9. A character region having character characteristics and a specific region having non-character characteristics are extracted based on the density values of each pixel and neighboring pixels of an image read as image data, and from the extracted specific regions, Extracting a character string area using the extracted information on the character area; collating the extracted character string area with a document structure indicating the position of the character string area to be extracted to determine the character string area; An image processing method characterized by presenting an image read using information of a determined character string region.

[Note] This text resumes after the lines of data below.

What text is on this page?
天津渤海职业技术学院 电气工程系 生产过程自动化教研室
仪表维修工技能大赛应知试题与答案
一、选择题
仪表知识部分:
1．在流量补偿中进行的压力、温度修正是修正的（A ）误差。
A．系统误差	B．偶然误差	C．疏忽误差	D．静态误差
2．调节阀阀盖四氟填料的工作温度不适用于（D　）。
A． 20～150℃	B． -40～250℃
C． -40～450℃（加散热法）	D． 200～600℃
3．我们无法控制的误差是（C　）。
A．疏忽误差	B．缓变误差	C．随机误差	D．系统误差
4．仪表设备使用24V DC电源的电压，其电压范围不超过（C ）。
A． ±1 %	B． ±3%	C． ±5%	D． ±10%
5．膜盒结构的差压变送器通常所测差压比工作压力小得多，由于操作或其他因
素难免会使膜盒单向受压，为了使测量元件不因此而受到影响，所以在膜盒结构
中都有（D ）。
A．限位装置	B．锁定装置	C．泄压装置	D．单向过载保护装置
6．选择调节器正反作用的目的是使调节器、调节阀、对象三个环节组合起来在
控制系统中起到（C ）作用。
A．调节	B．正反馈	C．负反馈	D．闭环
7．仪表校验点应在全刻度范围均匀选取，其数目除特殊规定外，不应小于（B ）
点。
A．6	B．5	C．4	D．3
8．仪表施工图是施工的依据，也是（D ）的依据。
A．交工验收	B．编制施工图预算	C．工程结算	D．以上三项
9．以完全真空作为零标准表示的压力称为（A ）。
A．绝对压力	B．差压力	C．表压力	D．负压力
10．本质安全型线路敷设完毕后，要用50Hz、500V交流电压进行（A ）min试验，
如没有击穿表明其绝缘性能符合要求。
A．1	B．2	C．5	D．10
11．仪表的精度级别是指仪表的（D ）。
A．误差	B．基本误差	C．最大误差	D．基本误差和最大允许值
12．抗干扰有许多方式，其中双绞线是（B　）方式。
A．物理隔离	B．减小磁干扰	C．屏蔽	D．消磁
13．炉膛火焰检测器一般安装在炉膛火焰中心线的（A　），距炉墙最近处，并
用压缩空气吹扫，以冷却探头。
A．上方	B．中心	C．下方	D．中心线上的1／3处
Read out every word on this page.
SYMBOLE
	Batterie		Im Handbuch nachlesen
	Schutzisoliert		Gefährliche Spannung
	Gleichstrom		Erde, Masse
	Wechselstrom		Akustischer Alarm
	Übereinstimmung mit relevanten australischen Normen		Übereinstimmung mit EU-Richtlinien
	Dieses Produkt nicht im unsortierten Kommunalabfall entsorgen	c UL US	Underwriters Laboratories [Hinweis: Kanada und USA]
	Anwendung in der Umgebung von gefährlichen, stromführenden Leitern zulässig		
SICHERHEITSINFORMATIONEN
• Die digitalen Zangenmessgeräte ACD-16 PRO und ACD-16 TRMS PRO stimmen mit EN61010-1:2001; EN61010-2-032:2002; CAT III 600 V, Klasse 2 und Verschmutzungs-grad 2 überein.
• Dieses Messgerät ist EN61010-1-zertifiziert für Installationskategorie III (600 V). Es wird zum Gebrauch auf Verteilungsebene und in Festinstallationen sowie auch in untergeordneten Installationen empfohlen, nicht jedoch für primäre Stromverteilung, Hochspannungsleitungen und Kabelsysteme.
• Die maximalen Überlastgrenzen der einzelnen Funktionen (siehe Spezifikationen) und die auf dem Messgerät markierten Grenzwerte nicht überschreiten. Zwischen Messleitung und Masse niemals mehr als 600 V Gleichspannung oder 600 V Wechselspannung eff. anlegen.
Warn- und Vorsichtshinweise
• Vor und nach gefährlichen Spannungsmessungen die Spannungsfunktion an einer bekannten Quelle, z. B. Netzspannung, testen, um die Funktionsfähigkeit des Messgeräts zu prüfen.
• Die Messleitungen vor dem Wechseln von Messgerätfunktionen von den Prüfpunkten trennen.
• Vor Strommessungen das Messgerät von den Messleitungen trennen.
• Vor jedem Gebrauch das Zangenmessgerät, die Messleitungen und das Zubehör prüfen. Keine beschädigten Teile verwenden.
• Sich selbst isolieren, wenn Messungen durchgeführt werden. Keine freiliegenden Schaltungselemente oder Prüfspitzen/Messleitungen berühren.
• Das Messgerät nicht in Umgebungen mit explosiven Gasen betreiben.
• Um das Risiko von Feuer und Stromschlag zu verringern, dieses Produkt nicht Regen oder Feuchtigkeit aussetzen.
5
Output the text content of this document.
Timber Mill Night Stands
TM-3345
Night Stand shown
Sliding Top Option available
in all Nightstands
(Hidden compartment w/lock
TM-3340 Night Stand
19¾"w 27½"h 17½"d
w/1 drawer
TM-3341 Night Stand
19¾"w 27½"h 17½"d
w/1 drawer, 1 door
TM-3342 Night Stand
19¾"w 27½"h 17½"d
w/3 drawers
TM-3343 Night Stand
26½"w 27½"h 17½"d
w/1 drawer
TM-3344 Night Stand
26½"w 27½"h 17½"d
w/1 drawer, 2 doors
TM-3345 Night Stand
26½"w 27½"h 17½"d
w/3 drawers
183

10. A machine-readable recording medium on which a program for performing image processing is recorded, wherein a character area and a character other than a character having character characteristics are determined by the density values of each pixel and neighboring pixels of an image read as image data. Extracting a specific region having the following characteristics: extracting a character string region using information of the character region extracted from within the extracted specific region; and specifying the specific region using information of the extracted character string region. A recording medium on which a program for determining an image of an area is recorded.

11. A machine-readable recording medium on which a program for performing image processing is recorded, wherein a character area and a character other than a character having character characteristics are determined by density values of each pixel and neighboring pixels of an image read as image data. Extracting a specific region having the following characteristics: extracting a character string region using information of the character region extracted from the extracted specific region; extracting the extracted character string region into a character string to be extracted A recording medium on which a program for determining a character string area by collating with a document structure indicating a position of the area and determining an image of the specific area using information of the determined character string area is recorded.

12. A machine-readable recording medium on which a program for performing image processing is recorded, wherein a character area and a character other than a character having a character characteristic are represented by density values of pixels and neighboring pixels of an image read as image data. Extracting a specific region having the following characteristics: extracting a character string region using information of the character region extracted from the extracted specific region; extracting the extracted character string region into a character string to be extracted A recording medium storing a program for determining a character string region by comparing it with a document structure indicating the position of the region and presenting an image read using information of the determined character string region.